Von Kurt Winkler (Benjamin Sadler), der das Aufforstungsprojekt vor Ort leitet, erfährt er: "Wir können hier Bäume pflanzen ohne Ende. Und für das CO₂, das unsere Bäume dann aus der Atmosphäre ziehen, bekommen wir Zertifikate." – "Und die können sie verkaufen", folgert Klemens richtig. Ohne Förderung gehe gar nichts, führt Winkler weiter aus. Weltbank, UN und Klimafonds, sie alle wollen das Zertifikatssiegel, dass internationale Standards für Klimaschutz und Menschenrechte eingehalten werden, bevor sie ein Projekt finanzieren.

Lebensgefahr: Wenn die Realität die Fiktion einholt

Erst durch die Begegnung mit Indigenen, die für die Aufforstung von ihrem Land vertrieben werden sollen, und deren Anwältin Taís Gonçalves (Luka Omoto) erfährt Klemens, welch unmenschliche Verbrechen hier unter dem Deckmantel des Klimaschutzes begangen werden. Und was der Zuschauer durch eingeschobene Rückblenden im Gegensatz zu Klemens weiß: Jan verweigerte Winkler das Zertifikat, da die Bodenproben wohl nicht den zur Finanzierung benötigten Standards entsprachen. Hat man ihn deswegen aus dem Weg geräumt?

Auf erschreckende Weise wurden Hauptdarsteller Axel Milberg und der Rest der Crew während der Dreharbeiten mit der harten Realität ihres Filmthemas konfrontiert. "Wir sind in die Welt der indigenen Bevölkerung vorgestoßen, die dort leider vertrieben wird, weil gierige Menschen den Cerrado-Urwald roden und Plantagen errichten", erzählte er gegenüber RTL. "Diese Leute fühlten sie sich von uns beobachtet und hielten uns für eine NGO, die ihre Geschäfte stört. Es kam zu ernsthaften Bedrohungen ... Wir mussten fliehen, weil wir von Informanten hörten, dass bereits überlegt wird, wie man unsere Leichen beseitigt."

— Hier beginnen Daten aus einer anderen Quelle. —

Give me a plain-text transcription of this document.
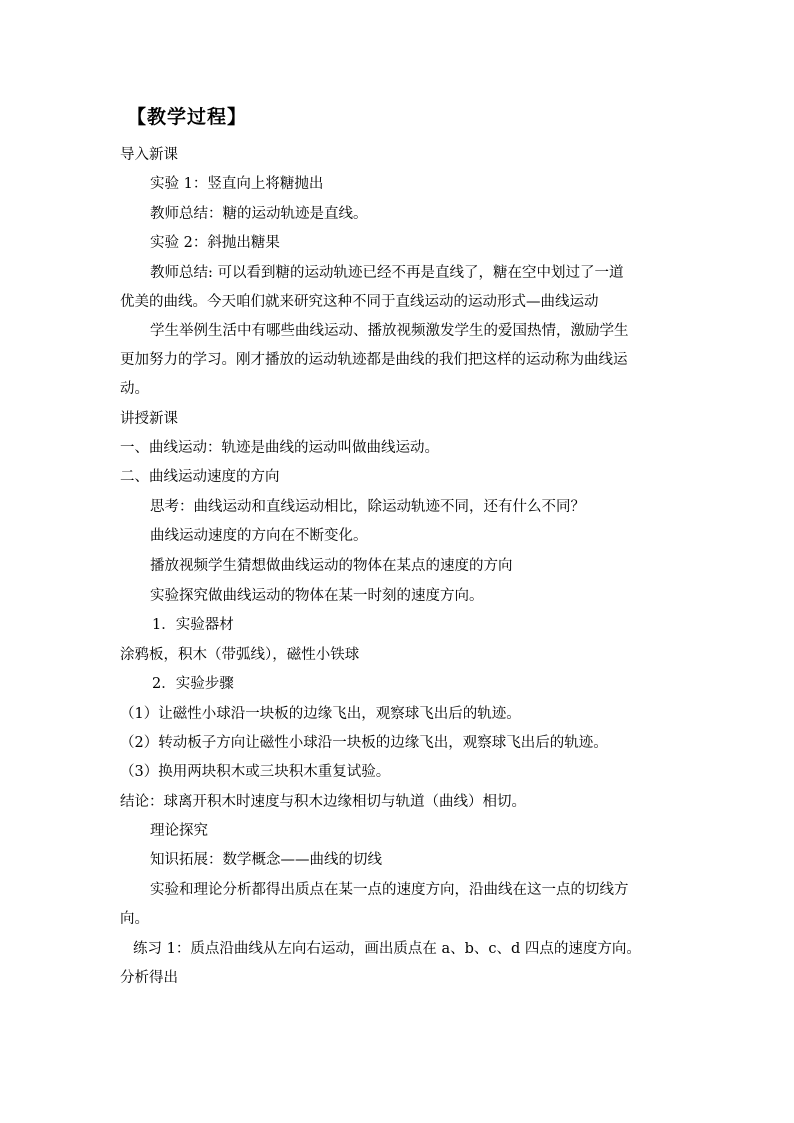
【教学过程】
导入新课
实验 1：竖直向上将糖抛出
教师总结：糖的运动轨迹是直线。
实验 2：斜抛出糖果
教师总结: 可以看到糖的运动轨迹已经不再是直线了，糖在空中划过了一道
优美的曲线。今天咱们就来研究这种不同于直线运动的运动形式—曲线运动
学生举例生活中有哪些曲线运动、播放视频激发学生的爱国热情，激励学生
更加努力的学习。刚才播放的运动轨迹都是曲线的我们把这样的运动称为曲线运
动。
讲授新课
一、曲线运动：轨迹是曲线的运动叫做曲线运动。
二、曲线运动速度的方向
思考：曲线运动和直线运动相比，除运动轨迹不同，还有什么不同？
曲线运动速度的方向在不断变化。
播放视频学生猜想做曲线运动的物体在某点的速度的方向
实验探究做曲线运动的物体在某一时刻的速度方向。
1．实验器材
涂鸦板，积木（带弧线），磁性小铁球
2．实验步骤
（1）让磁性小球沿一块板的边缘飞出，观察球飞出后的轨迹。
（2）转动板子方向让磁性小球沿一块板的边缘飞出，观察球飞出后的轨迹。
（3）换用两块积木或三块积木重复试验。
结论：球离开积木时速度与积木边缘相切与轨道（曲线）相切。
理论探究
知识拓展：数学概念——曲线的切线
实验和理论分析都得出质点在某一点的速度方向，沿曲线在这一点的切线方
向。
练习 1：质点沿曲线从左向右运动，画出质点在 a、b、c、d 四点的速度方向。
分析得出
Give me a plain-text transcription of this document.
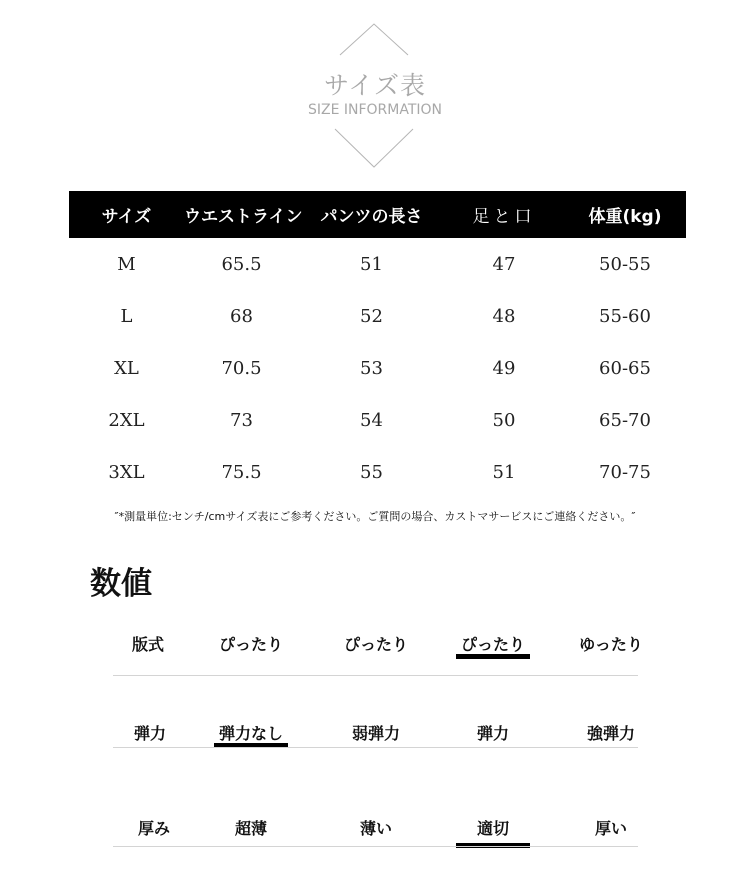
サイズ表
SIZE INFORMATION
サイズ	ウエストライン	パンツの長さ	足と口	体重(kg)
M	65.5	51	47	50-55
L	68	52	48	55-60
XL	70.5	53	49	60-65
2XL	73	54	50	65-70
3XL	75.5	55	51	70-75
″*測量単位:センチ/cmサイズ表にご参考ください。ご質問の場合、カストマサービスにご連絡ください。″
数値
版式	ぴったり	ぴったり	ぴったり	ゆったり
弾力	弾力なし	弱弾力	弾力	強弾力
厚み	超薄	薄い	適切	厚い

Ein weiteres hochbrisantes Projekt von Daniel Harrich

Es ist ein weiteres spannend aufbereitetes, hochbrisantes Thema, dessen sich der Investigativ-Journalist und Regisseur Daniel Harrich in "Verschollen" angenommen hat. Zuvor hatte er sich unter anderem, in "Bis zum letzten Tropfen", dem Trinkwasser gewidmet, das längst zum teuren, raren Gut geworden ist, im Film "Gift" forschte er dem globalen Handel mit falschen Medikamenten nach, in "Am Abgrund" korrupten Politikern und dem fragwürdigen Handel mit Rohstoffen. Nun also das Thema Aufforstung und Handel mit Carbon Credits.

Wie bei seinen vorherigen Arbeiten ordnet Harrich auch diesmal das Thema seines Spielfilms im Anschluss in einer 30-minütigen Doku ein: "Verschollen – Die Doku: Schmutzige Geschäfte mit dem Klimaschutz". Seine Recherchen in einem kleinen Ort in Brasilien und der ursprünglichen Waldregion Cerrado und seine schockierenden Ergebnisse animierten ihn erst zu seinem fiktionalisierten Drehbuch für "Verschollen".

"Heute, wo wir die Auswirkungen der Klimakrise nicht mehr als Science-Fiction-Bedrohung in ferner Zukunft erahnen, sondern tagtäglich den atemberaubenden Wandel miterleben, hätte ich erwartet, dass die 'Rettung der Welt' die Menschheit zusammenbringt", sagt Harrich. "Dass genau unter diesem Vorwand ein System entsteht, das alle hehren Ziele ad absurdum führt, ist für mich maßlos und zynisch. Und wieder schauen alle weg – die angeblichen Kontrolleure, Umweltschützer:innen, unsere Politiker:innen – während im Namen des 'Green Deals' schwerste Umweltschäden, massives Unrecht gegenüber Menschen in den betreffenden Ländern und Regionen und die Zerstörung unwiederbringbarer Ressourcen, die wir dringend für unsere Zukunft brauchen, in Kauf genommen werden."